Prospero abbassò la testa, come allorchè ringraziava dell'elemosina, e non disse altro, solamente fece un gesto di stanchezza. Il presidente se ne avvide, e gli ripetè l'invito di sedere, che questa volta egli accettò. Quindi non aperse più bocca. Invano il presidente mise tutto in opera, esortazioni, consigli, minacce, spiegandogli come quel mutismo potesse nuocere alla giustizia, e a lui stesso nell'animo dei giurati. Prospero sembrava ascoltarlo attentamente, ripeteva ogni tanto quel cenno, che poteva parere ad un tempo di ringraziamento e di scusa, ma non parlava, non si muoveva. Tutti gli occhi della gente erano conversi in lui, tutti i pensieri, e tutte le volontà di quella massa gli pesavano addosso. Furono cinque minuti drammatici e febbrili. Prospero vinse. Il suo avvocato, il Pubblico Ministero stesso lo esortarono con parole, nelle quali vibrava una persuasione sincera, una benevolenza quasi eccessiva: ma egli ripetè ad entrambi il suo cenno umile, quasi di rammarico, e non parlò. Il pubblico affaticato da quella tensione ruppe in un chiacchierio fragoroso, mentre il presidente dava la parola all'accusa. Il magistrato fu limpido e tagliente; riassunse con sobrietà di grande oratore il fatto, urtando nel mistero di quel mutismo senza curarsi neanche di sfondarlo con un'ipotesi e concluse per l'assassinio premeditato senza circostanze attenuanti. Prospero fu impassibile. Toccava all'avvocato. La sua estrema pallidezza e il suo volto convulso attrassero persino l'attenzione dell'accusato. L'esordio fu rettorico ed infelice; ripetè senza profitto per l'accusato il racconto dell'accusa, andando innanzi sulle frasi, affettando un talento di romanziere, che analizza dipingendo e trova nell'analisi l'argomento della difesa. Poichè non si scorgeva un movente al delitto, dunque mancava. Prospero era pazzo.

A questo punto Prospero intervenne, e gridò risolutamente:

- No.

- La ragione dunque? - ripetè il presidente.

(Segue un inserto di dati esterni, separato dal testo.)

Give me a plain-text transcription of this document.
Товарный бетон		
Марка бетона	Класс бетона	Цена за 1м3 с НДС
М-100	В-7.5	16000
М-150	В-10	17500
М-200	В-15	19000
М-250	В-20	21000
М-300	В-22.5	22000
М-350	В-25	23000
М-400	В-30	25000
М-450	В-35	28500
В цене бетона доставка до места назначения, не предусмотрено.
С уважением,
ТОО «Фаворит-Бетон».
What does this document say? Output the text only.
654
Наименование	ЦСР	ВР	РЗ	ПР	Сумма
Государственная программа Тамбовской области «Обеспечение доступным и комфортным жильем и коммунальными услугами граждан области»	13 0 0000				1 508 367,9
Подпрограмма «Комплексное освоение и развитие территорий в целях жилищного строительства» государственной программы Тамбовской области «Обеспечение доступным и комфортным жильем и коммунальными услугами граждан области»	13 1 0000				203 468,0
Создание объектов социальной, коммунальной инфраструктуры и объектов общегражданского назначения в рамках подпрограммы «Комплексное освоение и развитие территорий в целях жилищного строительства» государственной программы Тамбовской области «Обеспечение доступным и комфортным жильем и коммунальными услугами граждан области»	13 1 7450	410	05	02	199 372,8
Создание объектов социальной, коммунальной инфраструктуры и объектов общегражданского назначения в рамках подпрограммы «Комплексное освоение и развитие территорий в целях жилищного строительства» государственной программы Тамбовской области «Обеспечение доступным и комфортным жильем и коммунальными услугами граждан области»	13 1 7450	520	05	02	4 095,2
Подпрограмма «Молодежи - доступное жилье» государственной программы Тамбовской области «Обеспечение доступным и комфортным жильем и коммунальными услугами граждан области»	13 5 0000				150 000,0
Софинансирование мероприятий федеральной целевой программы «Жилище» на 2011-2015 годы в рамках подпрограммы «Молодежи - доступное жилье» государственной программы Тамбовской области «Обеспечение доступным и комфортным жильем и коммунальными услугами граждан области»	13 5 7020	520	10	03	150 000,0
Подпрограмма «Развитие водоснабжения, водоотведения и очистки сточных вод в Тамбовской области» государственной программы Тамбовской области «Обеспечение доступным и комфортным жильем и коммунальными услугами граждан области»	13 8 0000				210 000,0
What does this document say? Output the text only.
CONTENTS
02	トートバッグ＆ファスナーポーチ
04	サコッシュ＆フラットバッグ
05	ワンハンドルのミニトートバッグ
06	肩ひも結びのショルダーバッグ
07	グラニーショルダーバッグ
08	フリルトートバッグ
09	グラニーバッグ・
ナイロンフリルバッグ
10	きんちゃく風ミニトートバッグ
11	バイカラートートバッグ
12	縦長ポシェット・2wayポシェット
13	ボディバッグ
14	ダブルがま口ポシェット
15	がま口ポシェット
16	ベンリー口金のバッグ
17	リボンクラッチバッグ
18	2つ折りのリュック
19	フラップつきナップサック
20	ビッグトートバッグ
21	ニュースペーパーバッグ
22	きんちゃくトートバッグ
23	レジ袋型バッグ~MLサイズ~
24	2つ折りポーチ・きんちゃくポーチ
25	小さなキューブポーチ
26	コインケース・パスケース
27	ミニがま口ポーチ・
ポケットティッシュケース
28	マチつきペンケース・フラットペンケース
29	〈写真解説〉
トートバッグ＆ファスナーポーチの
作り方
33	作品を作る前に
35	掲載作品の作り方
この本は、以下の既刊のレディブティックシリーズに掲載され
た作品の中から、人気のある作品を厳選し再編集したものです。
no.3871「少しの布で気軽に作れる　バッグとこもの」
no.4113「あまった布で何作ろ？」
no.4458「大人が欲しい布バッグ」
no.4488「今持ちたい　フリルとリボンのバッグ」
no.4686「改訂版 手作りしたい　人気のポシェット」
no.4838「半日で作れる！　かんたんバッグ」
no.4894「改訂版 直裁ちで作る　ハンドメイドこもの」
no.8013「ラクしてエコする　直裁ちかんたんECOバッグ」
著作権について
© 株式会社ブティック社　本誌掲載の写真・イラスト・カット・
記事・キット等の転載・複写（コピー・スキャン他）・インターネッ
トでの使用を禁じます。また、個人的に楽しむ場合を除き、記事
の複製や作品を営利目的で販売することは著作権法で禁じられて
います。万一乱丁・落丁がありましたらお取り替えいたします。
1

Prospero non gli si volse nemmeno, ebbe un gesto d'indifferenza, e si cacciò la mano in seno ricadendo nel silenzio di prima; mentre tutta la folla guardava verso l'oratore, cui l'interruzione aveva arrestato bruscamente a mezzo di un periodo. L'avvocato stentava a rimettersi.

In quel momento, io che guardavo Prospero, lo vidi trarsi di seno la mano, e spiare verso di noi: la duchessa osservava con un mezzo sorriso l'impaccio dell'avvocato; Prospero teneva in mano il cadavere di quella viola, che ella aveva perduto un anno prima, e della quale allora non si ricordava più.

Prospero abbassò lentamente la testa, come se la piegasse sul patibolo.

La duchessa non aveva veduto, io sola avevo compreso.

E donna Augusta tacque.

- La viola? - proseguì.

- La viola! - ella replicò con atto nervoso - non vi basta questo per la vostra novella? La viola gliela vidi cader di mano; ma la duchessa non lo ha mai saputo, perchè se glielo avessi detto ne avrebbe insuperbito, e non lo meritava.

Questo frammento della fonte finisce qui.